TUESDAY, Aug. 29, 2017 (HealthDay News) — A novel genetic variant has been identified in the IGF2 gene among a Latino population that is associated with reduced risk for type 2 diabetes (T2D), according to a study published online Aug. 24 in Diabetes.
Josep M. Mercader, M.D., Ph.D., from the Broad Institute of Harvard and Massachusetts Institute of Technology in Cambridge, and colleagues analyzed and replicated genome-wide protein coding variation in 8,227 individuals with T2D and 12,966 individuals without T2D of Latino descent to identify common or rare genetic variation with potential therapeutic implications.
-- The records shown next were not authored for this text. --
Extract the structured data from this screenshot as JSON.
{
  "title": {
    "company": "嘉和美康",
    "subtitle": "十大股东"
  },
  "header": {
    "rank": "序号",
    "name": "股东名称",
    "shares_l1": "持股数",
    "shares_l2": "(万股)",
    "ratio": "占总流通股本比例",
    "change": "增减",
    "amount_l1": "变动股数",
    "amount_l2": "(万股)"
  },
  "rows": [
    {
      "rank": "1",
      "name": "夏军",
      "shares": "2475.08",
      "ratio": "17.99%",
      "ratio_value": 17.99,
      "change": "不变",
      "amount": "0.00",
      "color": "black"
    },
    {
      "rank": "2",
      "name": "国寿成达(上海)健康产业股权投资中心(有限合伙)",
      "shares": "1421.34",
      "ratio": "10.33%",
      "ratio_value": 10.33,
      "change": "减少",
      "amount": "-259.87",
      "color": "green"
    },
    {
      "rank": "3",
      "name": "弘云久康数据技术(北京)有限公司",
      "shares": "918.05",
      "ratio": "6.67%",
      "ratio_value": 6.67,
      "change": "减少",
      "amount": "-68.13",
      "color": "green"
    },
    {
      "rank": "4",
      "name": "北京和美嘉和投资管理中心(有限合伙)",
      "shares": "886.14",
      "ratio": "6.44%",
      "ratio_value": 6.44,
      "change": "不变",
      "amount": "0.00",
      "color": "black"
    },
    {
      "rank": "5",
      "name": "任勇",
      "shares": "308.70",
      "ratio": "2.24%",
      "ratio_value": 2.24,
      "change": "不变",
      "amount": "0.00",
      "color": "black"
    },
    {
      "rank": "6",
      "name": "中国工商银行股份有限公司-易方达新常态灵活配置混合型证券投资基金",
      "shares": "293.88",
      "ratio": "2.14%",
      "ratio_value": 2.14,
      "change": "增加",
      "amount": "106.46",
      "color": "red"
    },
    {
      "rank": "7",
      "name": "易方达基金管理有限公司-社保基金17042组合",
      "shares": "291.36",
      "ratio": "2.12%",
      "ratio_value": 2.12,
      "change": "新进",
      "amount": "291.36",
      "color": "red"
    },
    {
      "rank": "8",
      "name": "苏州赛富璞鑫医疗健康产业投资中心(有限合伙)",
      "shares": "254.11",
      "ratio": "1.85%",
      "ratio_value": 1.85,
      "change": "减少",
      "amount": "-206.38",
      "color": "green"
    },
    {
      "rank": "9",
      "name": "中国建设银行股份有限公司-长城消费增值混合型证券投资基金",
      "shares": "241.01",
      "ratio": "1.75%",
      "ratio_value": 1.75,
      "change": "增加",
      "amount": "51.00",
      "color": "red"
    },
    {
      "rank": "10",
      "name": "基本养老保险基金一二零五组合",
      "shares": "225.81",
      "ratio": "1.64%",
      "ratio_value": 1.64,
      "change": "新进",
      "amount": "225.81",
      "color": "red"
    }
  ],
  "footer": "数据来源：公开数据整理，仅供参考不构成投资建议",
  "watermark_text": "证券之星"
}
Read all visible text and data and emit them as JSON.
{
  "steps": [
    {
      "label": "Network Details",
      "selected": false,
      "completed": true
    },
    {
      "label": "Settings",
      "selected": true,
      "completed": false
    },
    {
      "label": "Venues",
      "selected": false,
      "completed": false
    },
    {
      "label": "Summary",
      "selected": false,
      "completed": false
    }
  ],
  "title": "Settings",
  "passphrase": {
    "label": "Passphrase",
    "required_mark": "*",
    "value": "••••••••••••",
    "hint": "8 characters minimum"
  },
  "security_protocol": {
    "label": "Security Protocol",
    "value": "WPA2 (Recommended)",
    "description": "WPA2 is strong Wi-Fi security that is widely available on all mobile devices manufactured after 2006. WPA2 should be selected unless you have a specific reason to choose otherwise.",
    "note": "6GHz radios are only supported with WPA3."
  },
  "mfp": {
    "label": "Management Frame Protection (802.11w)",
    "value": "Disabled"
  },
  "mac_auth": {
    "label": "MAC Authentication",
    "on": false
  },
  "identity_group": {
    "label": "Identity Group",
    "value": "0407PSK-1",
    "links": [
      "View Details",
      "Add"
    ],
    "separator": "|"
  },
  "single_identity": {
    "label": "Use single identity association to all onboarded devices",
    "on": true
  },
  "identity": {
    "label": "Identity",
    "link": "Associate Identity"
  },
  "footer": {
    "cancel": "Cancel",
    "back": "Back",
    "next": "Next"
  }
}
The researchers identified a novel genetic variant in the IGF2 gene associated with about a 20 percent reduction in the risk for T2D. This variant prevents splicing between IGF2 exons 1 and 2 and has an allele frequency of 17 percent among the Mexican population and is rare in Europe. In vitro and in human liver and adipose tissue the variant correlated with a specific, allele-dosage dependent decrease in IGF2 isoform 2 expression. Expression of IGF2 isoform 2 in adipose was positively associated with incidence of T2D and increased plasma glycated hemoglobin in individuals without T2D among those who do not carry the protective allele.
“These findings suggest that reducing IGF2 isoform 2 expression in relevant tissues has potential as a new therapeutic strategy for T2D, also beyond the Latin-American population, with no major adverse effects on health or reproduction,” the authors write.
One author disclosed financial ties to the pharmaceutical industry.